[Vrspace-dev] caching proxy AKA VRSpace wget

SourceForge Headquarters 1320 Columbia Street Suite 310 San Diego, CA 92101 +1 (858) 422-6466

Rob Meyers wrote:

> Just tried to get the new gates from cvs, doesn't seem to be any changes 
> since I last checked things in, please commit.

Well, coulnd't pay my bills so ISP turned me of:) Now need to comment 
out portions of code to compile... coming.
Anyway, I'll describe the functionality, hope to get some input.

To enable it, just set http proxy in your web browser to localhost 8081 
and that's it.
Then what happens. Proxy fetches each and every requested doc and stores 
it to (hardcoded)
<vrspace install dir>/cache/<protocol>/<server>/<path>
i.e.
cache/http/www.vrspace.org/index.html
for later reference.
On subsequent requests, it does not attempt to retrieve the content from 
the original location for some time, default 24h.
This is _not_ http compliant: spec sez proxies are required to take into 
account expires and if-modified-since. But, maybe 20% of content is 
usefull information, while the rest are adds and other BS (according to 
eddie's measurement). Adds tipically have expires set to 15 mins, and 
browsers reload them again and again till we close the window, meaning 
we waste bandwidth even when we went for lunch... this bandwidth-saving 
strategy is borrowed from squid setup used in my LinProxy distro;)
But it can lead to trouble. Usual way out of it is to hit reload button. 
Though I'm not sure we can use this approach for our purposes: I don't 
want to reload all the vrml, I want only say one specific avatar.
Sure, one way is to set timeout low, say 15 mins, but then there's 
little use of cache.
Well, open issues.

Proxy also stores all the http metadata. Should store them to DB, so far 
only keeps them in memory. Most important is the content-type, but proxy 
needs them all: last-modified, expires, etc.

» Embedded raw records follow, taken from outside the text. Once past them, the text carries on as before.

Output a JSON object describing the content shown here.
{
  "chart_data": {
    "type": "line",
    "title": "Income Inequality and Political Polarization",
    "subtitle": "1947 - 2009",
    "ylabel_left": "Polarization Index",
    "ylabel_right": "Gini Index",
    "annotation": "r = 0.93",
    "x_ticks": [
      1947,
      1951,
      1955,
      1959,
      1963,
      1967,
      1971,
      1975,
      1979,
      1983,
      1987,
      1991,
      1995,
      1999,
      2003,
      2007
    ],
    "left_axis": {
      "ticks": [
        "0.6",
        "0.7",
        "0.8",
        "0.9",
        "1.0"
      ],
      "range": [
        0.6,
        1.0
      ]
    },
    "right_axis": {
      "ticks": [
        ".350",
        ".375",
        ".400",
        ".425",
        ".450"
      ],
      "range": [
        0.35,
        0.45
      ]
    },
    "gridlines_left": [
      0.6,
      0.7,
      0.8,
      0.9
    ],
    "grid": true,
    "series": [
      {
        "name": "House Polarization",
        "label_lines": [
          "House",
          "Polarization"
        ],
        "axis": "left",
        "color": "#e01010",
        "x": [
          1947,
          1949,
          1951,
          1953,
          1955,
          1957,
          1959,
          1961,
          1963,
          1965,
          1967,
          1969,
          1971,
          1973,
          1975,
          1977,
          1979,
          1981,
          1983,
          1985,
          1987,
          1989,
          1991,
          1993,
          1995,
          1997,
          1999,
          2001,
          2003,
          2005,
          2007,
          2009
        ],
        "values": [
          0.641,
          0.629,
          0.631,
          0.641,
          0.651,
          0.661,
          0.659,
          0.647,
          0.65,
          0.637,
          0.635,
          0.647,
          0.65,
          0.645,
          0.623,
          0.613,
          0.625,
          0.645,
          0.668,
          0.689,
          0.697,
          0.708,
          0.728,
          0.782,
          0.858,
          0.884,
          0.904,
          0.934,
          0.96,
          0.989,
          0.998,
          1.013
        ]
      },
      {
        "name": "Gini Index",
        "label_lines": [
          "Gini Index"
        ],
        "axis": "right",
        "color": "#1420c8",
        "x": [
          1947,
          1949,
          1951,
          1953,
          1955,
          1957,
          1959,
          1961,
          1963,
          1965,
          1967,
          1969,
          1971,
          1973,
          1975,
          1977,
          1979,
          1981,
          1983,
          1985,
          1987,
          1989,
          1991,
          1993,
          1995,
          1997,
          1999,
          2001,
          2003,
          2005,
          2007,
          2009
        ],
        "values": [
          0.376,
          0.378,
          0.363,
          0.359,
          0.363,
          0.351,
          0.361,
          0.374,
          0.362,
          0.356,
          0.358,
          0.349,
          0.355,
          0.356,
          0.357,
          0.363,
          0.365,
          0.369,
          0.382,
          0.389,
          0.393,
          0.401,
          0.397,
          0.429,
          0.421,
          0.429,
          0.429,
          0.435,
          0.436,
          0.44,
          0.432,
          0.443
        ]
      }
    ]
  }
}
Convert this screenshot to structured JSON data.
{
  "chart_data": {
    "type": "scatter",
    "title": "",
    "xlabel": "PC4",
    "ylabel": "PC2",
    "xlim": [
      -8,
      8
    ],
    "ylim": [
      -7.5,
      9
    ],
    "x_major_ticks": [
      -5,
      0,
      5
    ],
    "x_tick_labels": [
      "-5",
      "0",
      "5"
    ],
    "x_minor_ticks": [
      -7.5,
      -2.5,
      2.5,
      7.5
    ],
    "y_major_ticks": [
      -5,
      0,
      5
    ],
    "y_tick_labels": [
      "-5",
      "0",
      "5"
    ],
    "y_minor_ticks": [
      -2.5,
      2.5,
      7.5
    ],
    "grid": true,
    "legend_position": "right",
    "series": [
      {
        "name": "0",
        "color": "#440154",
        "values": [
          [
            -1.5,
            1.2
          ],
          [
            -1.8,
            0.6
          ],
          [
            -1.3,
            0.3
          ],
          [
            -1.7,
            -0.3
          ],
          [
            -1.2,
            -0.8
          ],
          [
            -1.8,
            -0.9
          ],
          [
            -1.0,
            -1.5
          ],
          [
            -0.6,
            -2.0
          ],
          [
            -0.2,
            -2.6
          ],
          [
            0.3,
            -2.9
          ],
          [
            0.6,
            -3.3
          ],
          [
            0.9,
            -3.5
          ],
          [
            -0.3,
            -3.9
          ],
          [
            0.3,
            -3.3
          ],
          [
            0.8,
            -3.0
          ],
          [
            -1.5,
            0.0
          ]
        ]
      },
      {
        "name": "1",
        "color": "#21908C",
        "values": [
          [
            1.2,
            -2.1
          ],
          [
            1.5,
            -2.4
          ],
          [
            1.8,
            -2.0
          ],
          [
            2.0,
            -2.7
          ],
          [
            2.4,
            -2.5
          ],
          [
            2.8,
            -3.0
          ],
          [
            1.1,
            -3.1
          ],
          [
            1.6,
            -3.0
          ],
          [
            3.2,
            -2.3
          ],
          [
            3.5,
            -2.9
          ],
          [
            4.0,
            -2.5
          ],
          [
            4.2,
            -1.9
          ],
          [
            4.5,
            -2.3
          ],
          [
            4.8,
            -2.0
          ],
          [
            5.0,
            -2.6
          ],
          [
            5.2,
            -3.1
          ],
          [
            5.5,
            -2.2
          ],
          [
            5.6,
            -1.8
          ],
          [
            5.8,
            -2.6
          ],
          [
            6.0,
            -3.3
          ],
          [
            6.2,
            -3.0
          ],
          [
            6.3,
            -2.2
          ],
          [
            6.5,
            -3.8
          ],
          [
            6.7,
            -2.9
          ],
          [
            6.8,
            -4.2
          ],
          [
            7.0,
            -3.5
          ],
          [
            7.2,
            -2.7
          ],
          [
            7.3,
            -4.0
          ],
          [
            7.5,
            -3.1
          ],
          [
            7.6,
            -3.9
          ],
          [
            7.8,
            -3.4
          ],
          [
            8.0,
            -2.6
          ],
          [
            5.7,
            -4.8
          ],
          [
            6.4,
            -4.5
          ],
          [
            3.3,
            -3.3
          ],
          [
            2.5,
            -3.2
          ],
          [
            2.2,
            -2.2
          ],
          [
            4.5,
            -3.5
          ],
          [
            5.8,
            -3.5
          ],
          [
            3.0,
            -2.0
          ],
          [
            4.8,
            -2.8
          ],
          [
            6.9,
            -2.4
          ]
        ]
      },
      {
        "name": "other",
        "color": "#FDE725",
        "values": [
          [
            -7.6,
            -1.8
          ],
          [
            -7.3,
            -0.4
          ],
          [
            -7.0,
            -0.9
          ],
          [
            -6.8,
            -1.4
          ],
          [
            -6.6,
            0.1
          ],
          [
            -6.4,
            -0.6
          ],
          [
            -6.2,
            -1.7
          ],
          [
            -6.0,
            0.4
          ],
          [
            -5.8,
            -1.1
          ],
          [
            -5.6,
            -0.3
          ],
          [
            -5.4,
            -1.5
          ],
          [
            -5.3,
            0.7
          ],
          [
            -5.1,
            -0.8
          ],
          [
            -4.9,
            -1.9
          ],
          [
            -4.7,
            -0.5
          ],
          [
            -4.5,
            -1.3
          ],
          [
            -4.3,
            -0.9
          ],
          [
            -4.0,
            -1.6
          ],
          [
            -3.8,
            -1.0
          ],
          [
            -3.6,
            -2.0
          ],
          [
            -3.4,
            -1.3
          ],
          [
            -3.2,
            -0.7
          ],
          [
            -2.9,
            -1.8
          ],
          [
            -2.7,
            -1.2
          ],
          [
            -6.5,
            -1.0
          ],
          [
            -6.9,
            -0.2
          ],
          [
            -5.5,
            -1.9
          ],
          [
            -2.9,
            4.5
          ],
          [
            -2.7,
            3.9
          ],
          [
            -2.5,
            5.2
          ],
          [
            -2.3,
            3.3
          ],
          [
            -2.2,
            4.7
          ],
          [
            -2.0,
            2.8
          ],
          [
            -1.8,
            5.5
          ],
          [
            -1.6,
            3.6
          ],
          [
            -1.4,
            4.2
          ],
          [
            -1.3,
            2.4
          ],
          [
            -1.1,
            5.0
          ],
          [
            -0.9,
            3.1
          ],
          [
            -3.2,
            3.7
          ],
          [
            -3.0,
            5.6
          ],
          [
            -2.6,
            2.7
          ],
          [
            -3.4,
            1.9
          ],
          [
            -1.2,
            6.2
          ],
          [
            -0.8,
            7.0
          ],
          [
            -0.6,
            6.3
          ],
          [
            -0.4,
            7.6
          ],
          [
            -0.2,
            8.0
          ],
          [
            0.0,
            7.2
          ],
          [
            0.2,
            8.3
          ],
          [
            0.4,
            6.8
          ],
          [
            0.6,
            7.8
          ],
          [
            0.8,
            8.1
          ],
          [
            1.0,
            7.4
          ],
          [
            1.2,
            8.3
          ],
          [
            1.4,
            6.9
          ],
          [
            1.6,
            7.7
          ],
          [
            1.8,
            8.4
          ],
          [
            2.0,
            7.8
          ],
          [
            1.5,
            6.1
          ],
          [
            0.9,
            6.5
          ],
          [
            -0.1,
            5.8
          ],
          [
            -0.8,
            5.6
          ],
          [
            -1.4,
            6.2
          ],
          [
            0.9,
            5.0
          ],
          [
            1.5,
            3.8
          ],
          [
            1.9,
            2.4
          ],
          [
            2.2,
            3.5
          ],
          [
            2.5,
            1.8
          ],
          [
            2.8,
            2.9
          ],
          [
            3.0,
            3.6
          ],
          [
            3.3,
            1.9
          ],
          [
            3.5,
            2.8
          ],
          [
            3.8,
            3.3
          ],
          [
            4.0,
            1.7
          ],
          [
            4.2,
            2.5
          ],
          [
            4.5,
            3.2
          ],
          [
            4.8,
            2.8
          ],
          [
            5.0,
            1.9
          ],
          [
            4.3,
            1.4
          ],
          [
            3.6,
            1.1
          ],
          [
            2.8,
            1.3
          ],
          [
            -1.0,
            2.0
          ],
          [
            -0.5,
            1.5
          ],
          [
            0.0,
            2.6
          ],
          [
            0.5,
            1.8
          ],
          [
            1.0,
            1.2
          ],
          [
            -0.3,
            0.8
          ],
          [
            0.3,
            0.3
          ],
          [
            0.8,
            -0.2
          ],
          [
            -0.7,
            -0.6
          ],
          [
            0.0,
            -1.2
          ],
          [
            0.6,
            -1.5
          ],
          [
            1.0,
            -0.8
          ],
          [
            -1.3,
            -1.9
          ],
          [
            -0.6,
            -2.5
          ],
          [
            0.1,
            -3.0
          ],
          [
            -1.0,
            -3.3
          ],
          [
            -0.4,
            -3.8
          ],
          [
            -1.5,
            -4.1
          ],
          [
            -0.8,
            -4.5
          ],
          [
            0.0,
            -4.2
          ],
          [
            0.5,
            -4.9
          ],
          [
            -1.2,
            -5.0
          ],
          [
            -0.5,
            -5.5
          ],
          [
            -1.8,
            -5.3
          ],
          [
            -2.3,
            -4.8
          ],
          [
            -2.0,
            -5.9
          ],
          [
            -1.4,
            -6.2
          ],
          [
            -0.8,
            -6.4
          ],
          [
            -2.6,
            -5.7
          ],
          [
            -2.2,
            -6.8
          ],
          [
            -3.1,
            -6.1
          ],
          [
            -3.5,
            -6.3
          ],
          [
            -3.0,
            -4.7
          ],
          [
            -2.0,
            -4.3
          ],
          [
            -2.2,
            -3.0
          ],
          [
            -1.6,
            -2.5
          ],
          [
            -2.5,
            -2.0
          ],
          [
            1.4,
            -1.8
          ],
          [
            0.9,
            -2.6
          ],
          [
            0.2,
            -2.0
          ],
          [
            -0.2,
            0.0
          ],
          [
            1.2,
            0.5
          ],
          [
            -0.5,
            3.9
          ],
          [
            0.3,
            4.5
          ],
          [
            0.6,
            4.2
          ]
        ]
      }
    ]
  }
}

And there's more to it. During download html and xml (wml, openoffice, 
...) documents are parsed, sure we should parse vrml too. You wanna 
search, you gotta see what's inside.
So far I look only for external references, with the intent to check 
broken links, maybe download textures and pics along with document etc. 
Actually, I hoped to rewrite all the urls to refer to locally stored 
copies rather than originals. This would allow me to open docs directly 
from the filesystem. But this leads to trouble: browser then requests 
local textures and pics instead of original ones.
So I dropped the idea. Meaning there's dead code inside. But this code 
aims to wget functionallity... dunno, let's leave it there for a while, 
maybe we'll need it.
OK, parsing continues. This part will wait for NeuroGrid implementation: 
document title will be stored to NG DB as <url> IS_RELATED_TO <keyword>, 
document body will (optionally) go with <url> CONTAINS <keyword> etc. So 
when you search the net, you first search all the stuff you've ever 
seen, then ask google. Well, whoom you ask depends on where you usually 
find what you're looking for, but that's another long story.

And some implementation notes. A new package, org.vrspace.vfs - virtual 
file system. I don't like it much, but org.vrspace.server got too 
crowdy:) This parsing stuff requires com.arthurdo.parser package, so you 
won't be able to compile it unless you copy com.arthurdo from src/chisel 
to src/main. Don't like that neither... furthermore, NG uses another 
html parser by Somik Raha. A mess:)))
In short - how to parse html?

Regards...